Sister Squares Title

tilt/SHIFT

In the summer of 2014, the Cannon Gallery of Art invited me to undertake a collaborative residency with Stephanie Boluk, a scholar and media theorist from Pratt Institute, and Daniel Tankersley, an artist on faculty at Western Oregon University. From July 7 to 17, we engaged the gallery, the campus, and the state of Oregon to produce tilt/SHIFT, an exhibition of a dozen new artworks focusing on a network of photographic images, graphic user interfaces, media archeology, and site-specific art.

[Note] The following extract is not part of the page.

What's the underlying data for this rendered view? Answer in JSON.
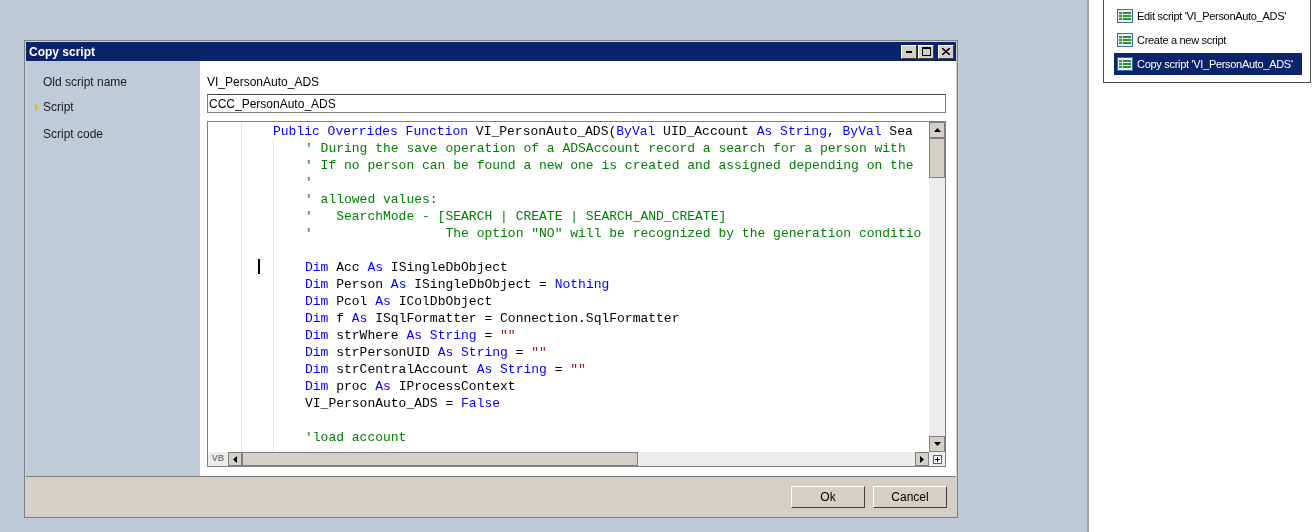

The term "tilt-shift" refers to a photographic technique in which the angle (tilt) and position (shift) of a lens are skewed in relation to the film or digital sensor. This can be used to produce a kind of hyperselective focus, blurring all but a thin, sharp plane within an image—an effect that results in a miniaturized or toylike appearances. The same narrowing of visual attention is enacted by a “manicule,” the miniature, pointing hand that first appeared in medieval manuscripts and is commonly used to represent the mouse cursor in the graphic user interfaces of computer operating systems. Click, drag, tilt, shift: both tilt-shift photography and the manicule icon function according to an aesthetic of selection.

Paper or plastic? Coke or Pepsi? iPhone or Android? In the 21st century, selection expands from the conscious choice of individuals into a collective nonconscious—a cultural ideology structuring attention and desire. Upvote, like, heart, favorite: ubiquitous media platforms like Google and Facebook aggregate billions of individual selections into an invisible economy of clicks, flowing through The Dalles like the waters of the Columbia River. From a giant shift key to tilt-shift photography, and from shifted and tilted gallery furniture to the shifts and tilts of arcade play, tilt/SHIFT renders the culture of selection visible by appropriating its aesthetic.

Made with Stephanie Boluk and Daniel Tankersley during a ten-day residency at the Dan and Gail Cannon Gallery of Art at Western Oregon University in 2014.